Apache Hadoop is an open-source software framework for distributed storage and distributed processing of very large data sets on computer clusters built from commodity hardware. All the modules in Hadoop are designed with a fundamental assumption that hardware failures are common and should be automatically handled by the framework. (Wikipedia)
Apache Hadoop three core components
- HDFS - general purpose distributed file system that can store any file format and at any scale. Fault tolerance through redundancy is in-built.
- YARN - cluster manager that controls resources like RAM, CPU, Disk, Network IO
- MapReduce Framework - a set of API's that allow developers to run code on cluster in parallel.
The rich ecosystem of Hadoop encompasses tools for various purposes. There are dozens of products. Below are a few examples. These products are built fault tolerance and scalability in mind.
- MapReduce: framework for general purpose cluster computing
- Hive: allows user to define structure and query data on HDFS through SQL like statements. Allows traditional BI tools to built analytics on HDFS data.
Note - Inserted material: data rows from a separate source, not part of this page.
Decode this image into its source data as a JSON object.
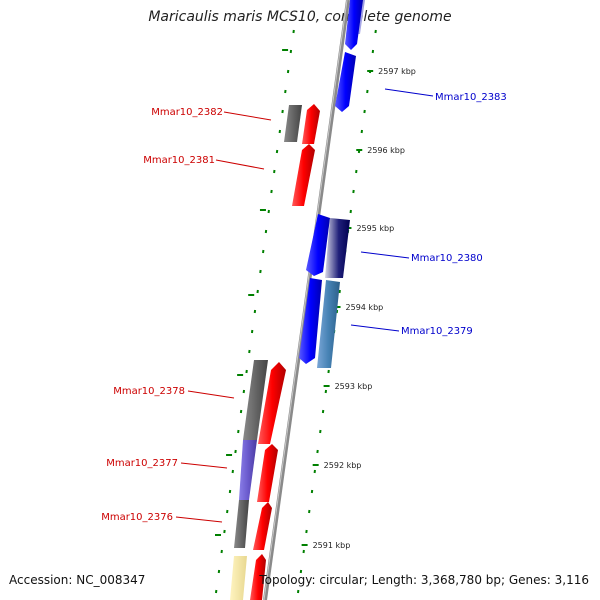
{
  "title": "Maricaulis maris MCS10, complete genome",
  "footer": {
    "accession": "Accession: NC_008347",
    "topology": "Topology: circular; Length: 3,368,780 bp; Genes: 3,116"
  },
  "colors": {
    "forward_label": "#cc0000",
    "reverse_label": "#0000cc",
    "backbone": "#888888",
    "ticks": "#008000"
  },
  "ticks": [
    {
      "label": "2597 kbp"
    },
    {
      "label": "2596 kbp"
    },
    {
      "label": "2595 kbp"
    },
    {
      "label": "2594 kbp"
    },
    {
      "label": "2593 kbp"
    },
    {
      "label": "2592 kbp"
    },
    {
      "label": "2591 kbp"
    }
  ],
  "genes_forward": [
    {
      "name": "Mmar10_2382"
    },
    {
      "name": "Mmar10_2381"
    },
    {
      "name": "Mmar10_2378"
    },
    {
      "name": "Mmar10_2377"
    },
    {
      "name": "Mmar10_2376"
    }
  ],
  "genes_reverse": [
    {
      "name": "Mmar10_2383"
    },
    {
      "name": "Mmar10_2380"
    },
    {
      "name": "Mmar10_2379"
    }
  ]
}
- Pig: Supported by scripting language Pig Latin, it allows to write ETL jobs on HDFS
- HBase: wide columnar parallel key-value database. Allows high throughput consistent read-write (millions of read/write per sec)
- Spark: more recent, and must faster framework for general purpose computing. It offers unified framework for batch processing, live stream data processing, graph data process, machine learning. It has a SQL 2003 compliant query processing engine.
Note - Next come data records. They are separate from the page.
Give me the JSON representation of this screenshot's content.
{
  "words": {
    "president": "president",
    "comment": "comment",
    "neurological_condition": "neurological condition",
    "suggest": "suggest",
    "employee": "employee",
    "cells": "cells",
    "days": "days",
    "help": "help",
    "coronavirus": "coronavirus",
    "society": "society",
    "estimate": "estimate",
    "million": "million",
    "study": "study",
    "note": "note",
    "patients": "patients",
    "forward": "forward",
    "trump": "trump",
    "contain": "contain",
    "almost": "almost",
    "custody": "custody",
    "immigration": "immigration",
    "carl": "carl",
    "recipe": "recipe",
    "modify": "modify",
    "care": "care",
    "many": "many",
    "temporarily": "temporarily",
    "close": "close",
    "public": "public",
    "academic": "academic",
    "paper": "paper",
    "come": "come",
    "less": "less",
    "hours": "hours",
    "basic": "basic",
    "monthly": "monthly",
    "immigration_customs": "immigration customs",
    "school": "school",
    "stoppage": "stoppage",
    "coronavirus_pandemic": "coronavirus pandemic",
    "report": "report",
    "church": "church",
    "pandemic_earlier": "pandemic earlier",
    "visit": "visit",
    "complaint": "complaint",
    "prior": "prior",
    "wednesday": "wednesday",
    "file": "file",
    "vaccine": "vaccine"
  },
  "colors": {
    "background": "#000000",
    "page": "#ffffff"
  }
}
- Kafka: Data ingestion layer that can collect live stream of data from thousands of sources, aggregate and channelize them to one more destination such as HDFS for storage, processing later such Spark streaming etc.
- Kerberos: authentication gatekeeper for Hadoop cluster
- Sentry: fine grained role based authorization to data and metadata stored on a Hadoop cluster
Key Use Cases
- Cheaper data storage solution
- Batch data processing
- BI Analytics
- Processing of live stream of data
- Machine learning
- Fast data read/write
Key feature for all use cases are high scalability and fault tolerance.